In reading Richard Goldstein’s wonderful new book “Helluva Town” about New York City during the years of World War II, I was struck by the strange irony that despite the devastating horror of that bloodbath, the Big Apple had its worst incident by enemy combatants more than sixty years later.
Compared to the barbaric violence of the twin towers tragedy, life in New York City was practically a cakewalk during World War II and Goldstein, with journalistic panache describes the events of that time. There were blackouts, rationing, air raid wardens, morale boosting show business events to buttress our patriotism and war bond sales, volunteerism galore with a rousing Stage Door Canteen for servicemen manned by Broadway and movie stars and a surge of patriotism that somehow never attained such levels of enthusiasm in subsequent wars in which our armed forces were involved.
Goldstein cleverly opens his tale of the Big Apple in wartime with an account of how New York played host to the seeding of the event that ended the war with the dropping of the atomic bomb on Japan. He notes that Enrico Fermi and Leo Szilard, the brilliant scientists who with Albert Einstein, first suggested to President Roosevelt, to implement a program to develop the bomb, were working with the Cyclotron at Columbia University in pioneering research just prior to the war. From out of this suggestion began the Manhattan Project, which resulted in the bomb’s development.
Goldstein reminds us that in the days prior to America entering the war, New York City was a center for home grown Nazis and Hitler supporters. He describes a rally in Madison Square Garden of American Nazis headed by the Jew-baiter Fritz Kuhn in which 20,000 American Nazi’s festooned with swastika arm bands and surrounded with massed authentic Nazi Flags thundered “sieg heil” in glorious tribute to their moustached hero under the watchful eyes of thousands of New York policeman.
During the war, New York City, although it was the principal port through which troops and material reached our allies in Europe, remained remarkably unscathed. Prowling U-boats not far from the mainland were busy torpedoing allied shipping, but in terms of property damage in the city it was not related to the war. By far the biggest property casualty during that time was the fire on the Normandie, the great superliner of France, which toppled in its berth and became a fixture in the city until it was hauled away.
For me, who was a teenager during the war, Goldstein’s book prompted deep feelings of nostalgia. As a Boy Scout in Brooklyn our troop’s Drum and Bugle Corps was present at untold unveilings of plaques in countless neighborhoods expressing collective pride in the fact that their sons and some daughters were serving in the Armed Forces. At the beginning of the war, most of the stars signifying service were blue. Later on as the death toll began to mount many of the stars were changed to gold, signifying killed in action.
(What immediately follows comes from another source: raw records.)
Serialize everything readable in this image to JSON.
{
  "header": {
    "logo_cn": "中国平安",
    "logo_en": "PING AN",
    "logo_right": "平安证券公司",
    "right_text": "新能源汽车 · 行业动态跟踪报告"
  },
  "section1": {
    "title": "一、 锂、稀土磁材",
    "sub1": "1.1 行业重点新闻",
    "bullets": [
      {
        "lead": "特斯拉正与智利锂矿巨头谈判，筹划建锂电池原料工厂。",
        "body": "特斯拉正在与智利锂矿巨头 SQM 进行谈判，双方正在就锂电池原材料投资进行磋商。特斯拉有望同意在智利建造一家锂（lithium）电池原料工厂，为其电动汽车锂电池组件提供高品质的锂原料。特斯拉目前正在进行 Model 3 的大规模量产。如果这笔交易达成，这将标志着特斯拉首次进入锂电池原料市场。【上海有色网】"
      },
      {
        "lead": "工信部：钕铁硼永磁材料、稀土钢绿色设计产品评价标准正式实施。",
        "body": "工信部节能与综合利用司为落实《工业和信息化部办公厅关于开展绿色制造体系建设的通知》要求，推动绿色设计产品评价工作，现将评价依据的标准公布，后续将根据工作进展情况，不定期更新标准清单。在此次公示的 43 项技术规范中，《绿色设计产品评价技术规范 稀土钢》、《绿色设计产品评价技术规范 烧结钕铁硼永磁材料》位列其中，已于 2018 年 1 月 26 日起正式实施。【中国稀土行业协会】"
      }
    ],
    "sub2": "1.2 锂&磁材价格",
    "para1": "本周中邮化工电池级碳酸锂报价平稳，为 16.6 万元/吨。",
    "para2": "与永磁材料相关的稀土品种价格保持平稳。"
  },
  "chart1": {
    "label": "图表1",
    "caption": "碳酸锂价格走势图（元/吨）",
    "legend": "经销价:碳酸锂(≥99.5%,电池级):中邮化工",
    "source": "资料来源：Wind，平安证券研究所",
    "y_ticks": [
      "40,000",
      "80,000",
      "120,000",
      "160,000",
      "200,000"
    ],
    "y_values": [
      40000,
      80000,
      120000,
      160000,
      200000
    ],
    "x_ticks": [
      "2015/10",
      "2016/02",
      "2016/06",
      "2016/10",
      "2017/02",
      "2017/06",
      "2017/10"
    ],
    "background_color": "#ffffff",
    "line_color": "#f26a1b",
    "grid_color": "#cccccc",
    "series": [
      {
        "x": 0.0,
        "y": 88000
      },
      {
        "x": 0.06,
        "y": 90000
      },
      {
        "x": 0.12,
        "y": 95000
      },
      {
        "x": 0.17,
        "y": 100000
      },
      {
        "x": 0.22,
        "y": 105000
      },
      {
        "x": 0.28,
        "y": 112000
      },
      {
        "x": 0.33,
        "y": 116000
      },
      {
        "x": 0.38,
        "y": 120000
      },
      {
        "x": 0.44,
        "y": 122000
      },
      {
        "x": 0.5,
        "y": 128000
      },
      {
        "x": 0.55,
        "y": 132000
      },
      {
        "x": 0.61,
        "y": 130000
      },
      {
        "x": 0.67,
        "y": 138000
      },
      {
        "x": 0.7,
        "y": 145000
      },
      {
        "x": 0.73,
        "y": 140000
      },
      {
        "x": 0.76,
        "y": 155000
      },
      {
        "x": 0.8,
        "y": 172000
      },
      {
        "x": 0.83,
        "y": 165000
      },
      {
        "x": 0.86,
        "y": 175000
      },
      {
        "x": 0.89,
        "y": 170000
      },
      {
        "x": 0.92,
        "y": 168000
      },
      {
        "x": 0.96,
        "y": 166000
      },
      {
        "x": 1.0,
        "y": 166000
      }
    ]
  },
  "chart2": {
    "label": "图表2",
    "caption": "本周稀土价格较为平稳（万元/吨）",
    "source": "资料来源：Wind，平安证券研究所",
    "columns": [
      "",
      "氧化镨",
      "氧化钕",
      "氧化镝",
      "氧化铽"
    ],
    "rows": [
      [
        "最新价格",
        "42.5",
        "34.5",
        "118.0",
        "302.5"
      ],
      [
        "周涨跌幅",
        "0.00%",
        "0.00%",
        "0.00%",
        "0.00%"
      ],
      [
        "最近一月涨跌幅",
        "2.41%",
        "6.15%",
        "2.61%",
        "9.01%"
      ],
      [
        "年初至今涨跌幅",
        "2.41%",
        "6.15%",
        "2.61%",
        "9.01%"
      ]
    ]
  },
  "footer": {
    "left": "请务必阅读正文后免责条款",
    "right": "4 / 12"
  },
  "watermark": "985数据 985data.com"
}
We collected tinfoil and newspapers and were enormously disciplined at keeping the blackouts and everyone I know was eagerly fired up with patriotic enthusiasm which Goldstein’s book vividly describes. Remarkably though, life went on as usual and while we all knew there was danger out there somewhere, we did not feel it viscerally for ourselves. Indeed, there was a special kind of reverence for the boys in uniform who appeared with increasing visibility on the streets of the city.
Although it is clear throughout the book that New Yorkers felt deep loyalty and compassion for our troops fighting and dying in Europe and the Pacific, Goldstein is careful to keep his narrative upbeat although underlying his text is the clear implication that many New Yorkers had sent their loved ones to the killing fields of Europe and the Pacific and those who returned early were badly wounded and soon many events were filled with young men in wheelchairs and stories of grieving parents.
Those years of patriotic fervor described by Goldstein continues to linger in my psyche to this day. I always shudder with pride and, quite often, produce tears when I remember marching in the Victory Parade down Fifth Avenue as a Boy Scout bugler and can still here the echo of loud cheers by onlookers when they saw our uniformed soldiers march by proudly following in lock step behind the colors.
While “Helluva Town” is a fine historical narrative of New York City in wartime nearly seven decades ago, there is something deeply chilling in the comparison I made earlier with the twin towers debacle. It illustrates profoundly that never again are our cities likely to escape destruction and death from the hands of our enemies. Today we are all on the front lines. There are no blackouts or rationing, no stage door canteens, no rousing patriotic songs and, by my observation, no real visceral awareness of impending danger, and worse, an attempt to render our enemy blurred by definition and an apparent indifference to threats by determined foes.
Goldstein reminds of all of the good old days when we had no doubts about who our enemies were. Best of all, he gives us a thousand reasons why New York is the most wonderful exciting glorious big hearted city on the face of the earth.